Tuesday, June 11, 2013

Nokia announces partial settlement with ViewSonic: standard-essential patents licensed

Nokia announced today that "Viewsonic recently took a royalty bearing license to Nokia's wireless essential patents for 2G, 3G, 4G and wireless LAN, becoming the latest of more than 40 companies licensed to Nokia standards essential patents". The immediate effects of this settlement include that two Nokia v. ViewSonic SEP trials scheduled to take place in Mannheim today were canceled, as was the announcement of a ruling on a case that went to trial in March, where the parties already confirmed to the court that they were in settlement talks.

From a FRAND point of view I really like the fact that Nokia was willing to extend to ViewSonic an SEP license rather than insisting on a global settlement involving SEPs and non-SEPs alike. Nokia has more than 20 non-SEPs in action against ViewSonic in the U.S. and Germany, and the related litigations will continue. Other companies, including Qualcomm, have commented negatively on the possibility of SEP license deals happening prior to resolution of non-SEP issues between the same parties. While it's obviously more efficient if companies can settle all SEP and non-SEP issues at the same time, SEPs and non-SEPs are two distinct categories of patents presenting different issues. In an amicus brief that became available yesterday Microsoft notes that "[t]he judicially-enforceable [F]RAND commitment--an unequivocal contractual commitment to license a patent to anyone on reasonable terms and conditions--is a substantial relinquishment of the right to exclude, and the right to extract whatever royalties the market will bear, that is presumed elsewhere in patent law". This also means that patent holders must be willing to agree on SEP licenses separately from non-SEP licenses. There are companies out there who give lip service to this concept but, in reality, try to exert so much pressure on their adversaries with their aggressive SEP assertions and outrageous demands that they hope the other party will ultimately offer non-SEP-related concessions (that's clearly Samsung's strategy vis-à-vis Apple, and it's also Google's/Motorola's strategy, though antitrust interventions and court decisions have so far prevented Google from succeeding with this approach).

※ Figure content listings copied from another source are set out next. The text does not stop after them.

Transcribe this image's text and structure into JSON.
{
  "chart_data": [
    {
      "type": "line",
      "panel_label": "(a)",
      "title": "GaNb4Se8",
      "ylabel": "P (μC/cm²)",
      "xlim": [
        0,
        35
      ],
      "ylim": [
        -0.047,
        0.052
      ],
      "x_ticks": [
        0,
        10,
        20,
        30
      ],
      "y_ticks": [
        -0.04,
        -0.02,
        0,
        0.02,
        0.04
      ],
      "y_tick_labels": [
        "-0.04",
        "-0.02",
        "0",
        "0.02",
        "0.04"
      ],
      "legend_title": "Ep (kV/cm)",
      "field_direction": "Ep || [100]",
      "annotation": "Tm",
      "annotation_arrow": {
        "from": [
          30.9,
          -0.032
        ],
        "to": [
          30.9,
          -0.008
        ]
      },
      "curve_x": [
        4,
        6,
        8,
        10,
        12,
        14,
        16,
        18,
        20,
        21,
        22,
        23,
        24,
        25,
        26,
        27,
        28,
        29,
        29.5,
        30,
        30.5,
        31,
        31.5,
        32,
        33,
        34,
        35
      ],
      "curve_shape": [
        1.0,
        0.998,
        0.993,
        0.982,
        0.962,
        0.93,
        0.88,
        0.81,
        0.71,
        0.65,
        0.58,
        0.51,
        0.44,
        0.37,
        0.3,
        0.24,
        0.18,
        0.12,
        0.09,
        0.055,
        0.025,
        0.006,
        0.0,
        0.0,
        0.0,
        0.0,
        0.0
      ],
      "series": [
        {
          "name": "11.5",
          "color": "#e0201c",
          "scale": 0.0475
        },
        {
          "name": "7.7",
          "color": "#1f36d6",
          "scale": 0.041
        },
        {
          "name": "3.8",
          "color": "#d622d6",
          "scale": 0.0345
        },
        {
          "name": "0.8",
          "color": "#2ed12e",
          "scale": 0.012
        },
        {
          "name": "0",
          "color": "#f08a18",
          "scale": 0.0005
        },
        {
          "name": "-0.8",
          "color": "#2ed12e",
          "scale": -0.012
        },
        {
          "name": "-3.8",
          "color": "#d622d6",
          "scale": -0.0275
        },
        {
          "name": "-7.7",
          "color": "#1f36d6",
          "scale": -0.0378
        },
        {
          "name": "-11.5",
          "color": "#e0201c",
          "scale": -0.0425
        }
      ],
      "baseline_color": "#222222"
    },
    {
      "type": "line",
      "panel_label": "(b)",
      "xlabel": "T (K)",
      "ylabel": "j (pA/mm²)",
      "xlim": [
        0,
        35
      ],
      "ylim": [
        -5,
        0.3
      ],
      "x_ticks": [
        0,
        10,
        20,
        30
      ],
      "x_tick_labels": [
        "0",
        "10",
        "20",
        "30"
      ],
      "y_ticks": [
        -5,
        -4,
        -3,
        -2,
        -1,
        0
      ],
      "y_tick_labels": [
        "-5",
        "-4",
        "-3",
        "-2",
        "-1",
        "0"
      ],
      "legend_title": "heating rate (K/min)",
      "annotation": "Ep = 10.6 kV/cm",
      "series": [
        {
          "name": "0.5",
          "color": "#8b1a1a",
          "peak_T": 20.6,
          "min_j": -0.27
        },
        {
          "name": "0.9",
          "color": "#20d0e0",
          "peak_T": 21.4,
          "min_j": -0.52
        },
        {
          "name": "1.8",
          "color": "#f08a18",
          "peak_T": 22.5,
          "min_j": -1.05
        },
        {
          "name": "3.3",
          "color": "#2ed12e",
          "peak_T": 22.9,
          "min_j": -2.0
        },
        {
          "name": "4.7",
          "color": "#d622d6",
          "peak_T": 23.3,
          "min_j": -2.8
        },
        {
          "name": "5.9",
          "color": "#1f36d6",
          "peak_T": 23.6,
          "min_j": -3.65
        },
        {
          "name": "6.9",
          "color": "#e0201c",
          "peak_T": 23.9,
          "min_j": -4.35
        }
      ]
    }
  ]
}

In May 2012 Nokia announced the filing of a multiplicity of patent lawsuits against RIM (BlackBerry), HTC, and ViewSonic. RIM and HTC already had a license to Nokia's SEPs (though a certain renewal concerning WiFi patents was the subject of an arbitration proceeding triggered by RIM), but ViewSonic had refused to take one, which is why Nokia asserted four SEPs against ViewSonic in Mannheim, Germany. RIM settled with Nokia last December (putting any SEP as well as non-SEP issues between them to rest). Now ViewSonic is paying for Nokia's SEPs. But both HTC and ViewSonic still don't have a license to Nokia's non-SEPs (some of which Nokia would presumably be willing to license).

Today Judge Dr. Holger Kircher of the Mannheim Regional Court announced decisions on three non-SEP cases brought by Nokia, all of them related to Android's auto-save functionality as I mentioned in my April 23 trial report. Nokia's lawsuits against HTC and ViewSonic over EP0792077 on a "multi-service mobile station" were stayed pending a parallel nullity (invalidation) proceeding before the Federal Patent Court, but infringements were identified. Nokia has commented on the orders to stay these cases as follows:

"We are pleased that the Mannheim court found that HTC and Viewsonic infringed Nokia's patent EP 0 792 077 and we look forward to demonstrating the patent's validity at a later date.

For HTC this is further confirmation from the German courts that it is infringing Nokia patents and an injunction is already in force there against products infringing Nokia's power management patent. With over 40 more Nokia patents in suit against HTC in Germany, the UK and the US, it is time for HTC to end its use of Nokia's technology and compete using its own innovations."

Infringements of invalid patents don't matter, but any of these patents at issue in the various stayed Nokia v. HTC cases can come back with a vengeance if the Federal Patent Court (whose decisions are appealable as a matter of right to the Federal Court of Justice) upholds the asserted claims in late 2014 or in 2015.

The court dismissed the third auto-save lawsuit, in which Nokia asserted a divisional of the EP'077 patent, EP1601167, against ViewSonic. In my trial report I had already mentioned that the court thought the EP'167 patent was too narrow to be infringed (while EP'077 was considered too broad to be likely to be valid). Nokia can appeal the dismissal to the Karlsruhe Higher Regional Court.

As I recently wrote, Nokia's patent enforcement against HTC and ViewSonic is progressing, but this is not a slam dunk. Things take time, and HTC and ViewSonic are defending themselves very well so far. Still, the only logical outcome is for both (and for various other industry players) to take a license to some of Nokia's non-SEPs as well.

The next Nokia v. HTC trial will take place in Mannheim on Friday. This is Nokia's second VP8-related case. In the first one, an infringement has apparently been identified, and the court's focus is now on whether to order an injunction or stay the case pending a parallel nullity action.